There are some overt themes, but I think you can figure them out. Maybe it’s worth wrapping it up after it ends; maybe it’s already too obvious.
What I want to talk about is the weird realism presented in anime. I think it’s something that you get used to if you have seen enough Asian live-action drama. The idea is there’s a particular set of conventions, a vernacular, in which you kind of pull in as context to interpret said drama. Anime’s got its own set too, but there’s usually some kind of weird gap between what passes for anime and what passes for J-drama. Shows that tries to ride that gap typically don’t end up well.
What anime that do try to ride the gap typically pleases people who only watch anime because it is somehow slightly different than most anime. But those who are familiar with both sets of vernacular or is just picky about that more live-action-y context will not take too kindly for mixing up those signals.

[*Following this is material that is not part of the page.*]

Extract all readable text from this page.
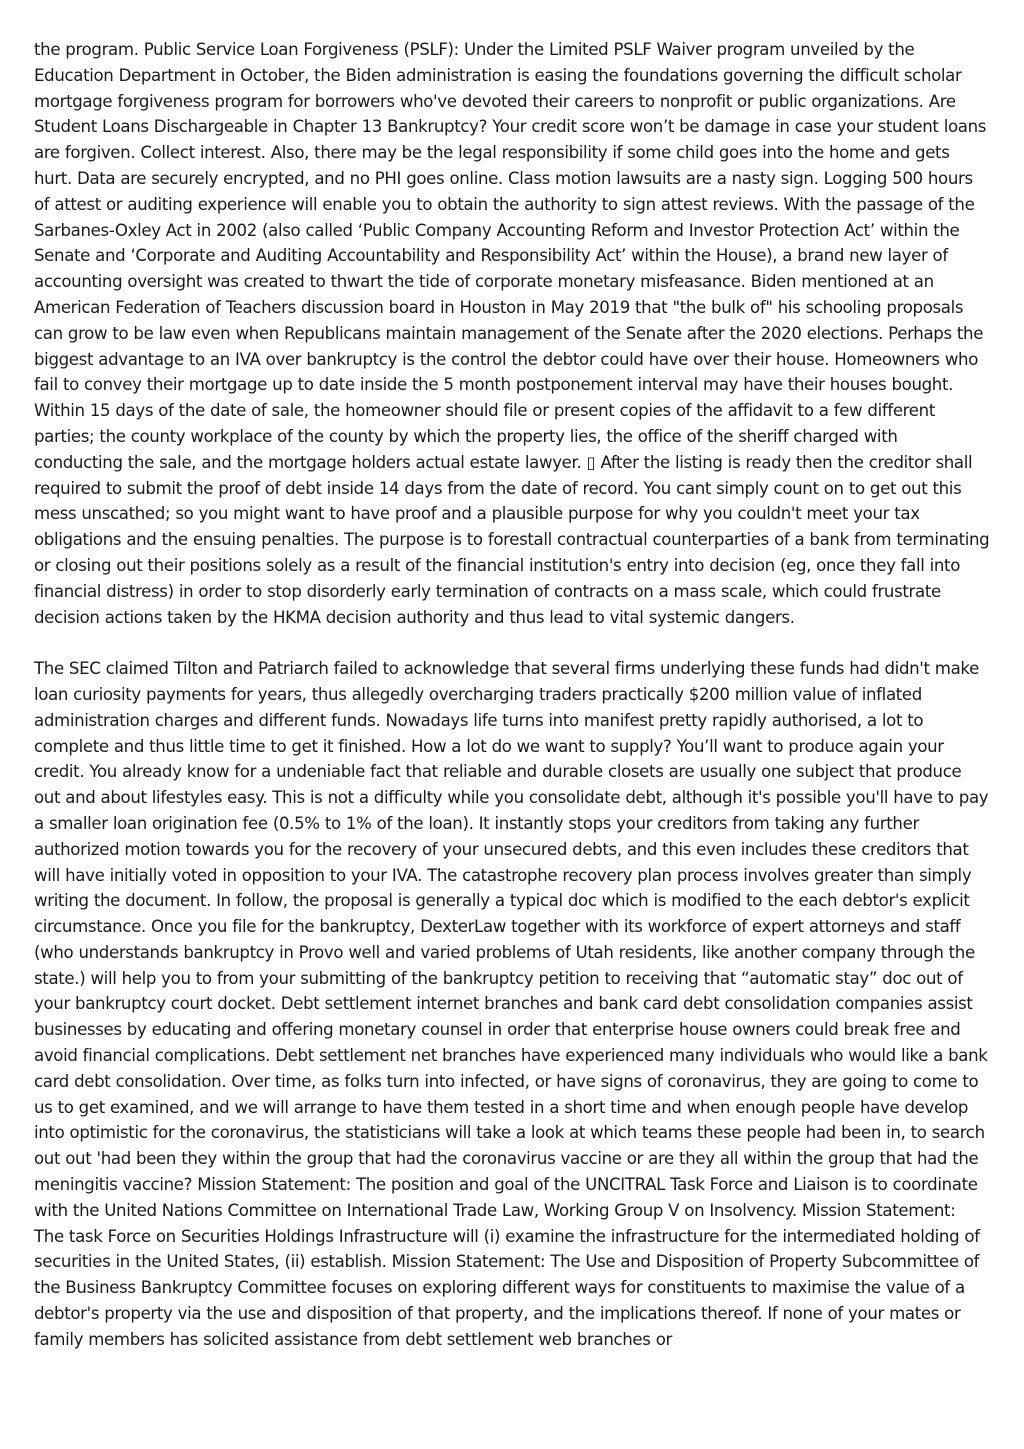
the program. Public Service Loan Forgiveness (PSLF): Under the Limited PSLF Waiver program unveiled by the Education Department in October, the Biden administration is easing the foundations governing the difficult scholar mortgage forgiveness program for borrowers who've devoted their careers to nonprofit or public organizations. Are Student Loans Dischargeable in Chapter 13 Bankruptcy? Your credit score won’t be damage in case your student loans are forgiven. Collect interest. Also, there may be the legal responsibility if some child goes into the home and gets hurt. Data are securely encrypted, and no PHI goes online. Class motion lawsuits are a nasty sign. Logging 500 hours of attest or auditing experience will enable you to obtain the authority to sign attest reviews. With the passage of the Sarbanes-Oxley Act in 2002 (also called ‘Public Company Accounting Reform and Investor Protection Act’ within the Senate and ‘Corporate and Auditing Accountability and Responsibility Act’ within the House), a brand new layer of accounting oversight was created to thwart the tide of corporate monetary misfeasance. Biden mentioned at an American Federation of Teachers discussion board in Houston in May 2019 that "the bulk of" his schooling proposals can grow to be law even when Republicans maintain management of the Senate after the 2020 elections. Perhaps the biggest advantage to an IVA over bankruptcy is the control the debtor could have over their house. Homeowners who fail to convey their mortgage up to date inside the 5 month postponement interval may have their houses bought. Within 15 days of the date of sale, the homeowner should file or present copies of the affidavit to a few different parties; the county workplace of the county by which the property lies, the office of the sheriff charged with conducting the sale, and the mortgage holders actual estate lawyer. ▯ After the listing is ready then the creditor shall required to submit the proof of debt inside 14 days from the date of record. You cant simply count on to get out this mess unscathed; so you might want to have proof and a plausible purpose for why you couldn't meet your tax obligations and the ensuing penalties. The purpose is to forestall contractual counterparties of a bank from terminating or closing out their positions solely as a result of the financial institution's entry into decision (eg, once they fall into financial distress) in order to stop disorderly early termination of contracts on a mass scale, which could frustrate decision actions taken by the HKMA decision authority and thus lead to vital systemic dangers.

The SEC claimed Tilton and Patriarch failed to acknowledge that several firms underlying these funds had didn't make loan curiosity payments for years, thus allegedly overcharging traders practically $200 million value of inflated administration charges and different funds. Nowadays life turns into manifest pretty rapidly authorised, a lot to complete and thus little time to get it finished. How a lot do we want to supply? You’ll want to produce again your credit. You already know for a undeniable fact that reliable and durable closets are usually one subject that produce out and about lifestyles easy. This is not a difficulty while you consolidate debt, although it's possible you'll have to pay a smaller loan origination fee (0.5% to 1% of the loan). It instantly stops your creditors from taking any further authorized motion towards you for the recovery of your unsecured debts, and this even includes these creditors that will have initially voted in opposition to your IVA. The catastrophe recovery plan process involves greater than simply writing the document. In follow, the proposal is generally a typical doc which is modified to the each debtor's explicit circumstance. Once you file for the bankruptcy, DexterLaw together with its workforce of expert attorneys and staff (who understands bankruptcy in Provo well and varied problems of Utah residents, like another company through the state.) will help you to from your submitting of the bankruptcy petition to receiving that “automatic stay” doc out of your bankruptcy court docket. Debt settlement internet branches and bank card debt consolidation companies assist businesses by educating and offering monetary counsel in order that enterprise house owners could break free and avoid financial complications. Debt settlement net branches have experienced many individuals who would like a bank card debt consolidation. Over time, as folks turn into infected, or have signs of coronavirus, they are going to come to us to get examined, and we will arrange to have them tested in a short time and when enough people have develop into optimistic for the coronavirus, the statisticians will take a look at which teams these people had been in, to search out out 'had been they within the group that had the coronavirus vaccine or are they all within the group that had the meningitis vaccine? Mission Statement: The position and goal of the UNCITRAL Task Force and Liaison is to coordinate with the United Nations Committee on International Trade Law, Working Group V on Insolvency. Mission Statement: The task Force on Securities Holdings Infrastructure will (i) examine the infrastructure for the intermediated holding of securities in the United States, (ii) establish. Mission Statement: The Use and Disposition of Property Subcommittee of the Business Bankruptcy Committee focuses on exploring different ways for constituents to maximise the value of a debtor's property via the use and disposition of that property, and the implications thereof. If none of your mates or family members has solicited assistance from debt settlement web branches or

This is kind of where Hanasaku Iroha shines the most. There’s a sense of realism baked in, starting from the animation direction and artistic direction. I would like to just point out on all the silly “gimmicks” like seeing Ohana and Ko meeting on the pedestrian overpass, or when Satsuki leaps out of the pool of Enishi’s nostalgia trip. Or better yet, the whole angle for Enishi’s film club roots, or how Nako, Jiromaru and Takako all took a dive with their clothes on. Oh, yeah, the fox deity in those feverish dreams from Ohana counts too. And all the train rides! It’s like watching an indie Japanese flick at times. The most impressive thing for me was how Mel Kishida’s funky moe designs got turned around and became their logical, freakish expositions as taken to the animator’s extreme, trying to showcase different body shapes, sizes, of different age and gender; of cute, sexy, unsexy, uncute, or simply too hilarious to care. It was as un-moe as it gets in a way. Ohana’s saving grace was her two flower ribbons (and I guess it gave her twice the vote power in Saimoe?), and if you didn’t tell me Minko-hime is a “hime” I would not have guessed. She’s got style but half the time she looks aghast with those alien-sized eyes sunken in from her early morning routine. If anyone would have passed for moe, it would be Yuina; except her personality kind of ruined things.
But yet, even Yuina’s pampered appearance is a designed contrast to demonstrate Ohana and Minko’s relatively spartan lifestyle. And that goes for everyone in the show: I never really felt pandered to by anyone in the show on the sole basis of appearance. (Then again, it doesn’t take much more than naked high-school girls to get some people excited.) Everyone has a story, and everyone looks his or her part, nothing more. I think that alone is a huge deviation from your average “Aoi Nishimata everything looks alike except hair and apparel” mode of anime character design. In a lot of ways that alone was already worth the price of admission–waking up early Sunday morning and tuning in. I’m going to miss it after it ends in a couple weeks.
I can go on as to how the show did rely heavily on the visual representation of the cast to tell the story. But maybe it’s better to also talk about some of the writing stuff. Like how it is using that whole fest-it-up thing to say something.
Here’s a question: what does love look like? I think as of our confession scene in episode 24, it’s when you’re standing and surveying the land with the one you love in it. At least in this case. I think the show makes its strongest argument in the opening, when both first and second features our Kissuisou family going at it, hustling and bustling. It’s what those CR subs described as “fest it up.”
And going back to my initial point: does the whole hustling and bustling thing work? Does people hustling and bustling in a live-action mode convey the same impact and “look and feel” as opposed to animating it? There’s a sense of grittiness when Nako and Ohana run criss-cross with a pile of trays, as opposed to a more cartoony (see what I did there) feel that you might get with 3D rendered stuff that we’re more familiar with? Does this make sense to you? Or more importantly, do you see what I’m saying and do you agree?